На все жалобы Генрих отвечал, что он действует в согласии с законом о неуплате десятины. И отпускал при этом шуточки: де, нельзя до конца познать родную землю, не побывав в ее тюрьмах.
Саксонцы жаловались: "Нас вынуждают платить за воду, которую мы пьем, за дрова, которые мы собираем в наших лесах". Издавна за это не платили.
Считали своим, данным от бога. Незнамо откуда взялся король, заявил: это мое! Выдумал какой-то поземельный королевский налог.

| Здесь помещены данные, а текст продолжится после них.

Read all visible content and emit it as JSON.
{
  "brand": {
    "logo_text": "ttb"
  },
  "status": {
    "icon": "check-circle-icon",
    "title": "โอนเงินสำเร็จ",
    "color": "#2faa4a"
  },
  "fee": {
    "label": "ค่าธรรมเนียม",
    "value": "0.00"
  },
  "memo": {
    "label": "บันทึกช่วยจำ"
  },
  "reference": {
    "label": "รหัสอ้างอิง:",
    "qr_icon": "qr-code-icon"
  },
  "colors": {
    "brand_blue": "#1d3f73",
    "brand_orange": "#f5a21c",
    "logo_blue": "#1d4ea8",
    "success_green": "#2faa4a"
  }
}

Пока императорами были представители Саксонской династии, они не трогали Саксонию; Генрих же добрался до нее. Перенес столицу в Гослар, строил бурги, обижал баронов и графов, обиды с каждым годом умножались, клирик Бруно в своих записках жалуется, что не в состоянии даже перечислить всех обид, ибо "не хватило бы ни памяти, ни приспособлений для писания".
На самом же деле все обстояло значительно проще. Хватало пальцев на руках, чтобы перечислить: епископ Гальберштадский Бургхард жаловался, что Генрих отнял у знатного мужа по имени Бодо имущество, принадлежавшее Гальберштадской церкви.
Пфальцграф Фридрих жаловался, что по велению короля у него отняли бенефиций, полученный им от Герсфельдского аббатства.
Маркграф Деди говорил о незаконной конфискации королем потомственных владений.
Граф Герриман сказал, что Генрих захватил принадлежавший графу по наследственному праву укрепленный город Люнебург.
Оттон Нордгеймский сетовал, что император отнял у него, ни в чем не повинного, герцогство Баварское.
А на самом деле?
Баварию Генрих отнял у Оттона за измену. За ту же провинность отняты земли у Деди и маркграфа Тюрингского, которые подняли бунт против Генриха.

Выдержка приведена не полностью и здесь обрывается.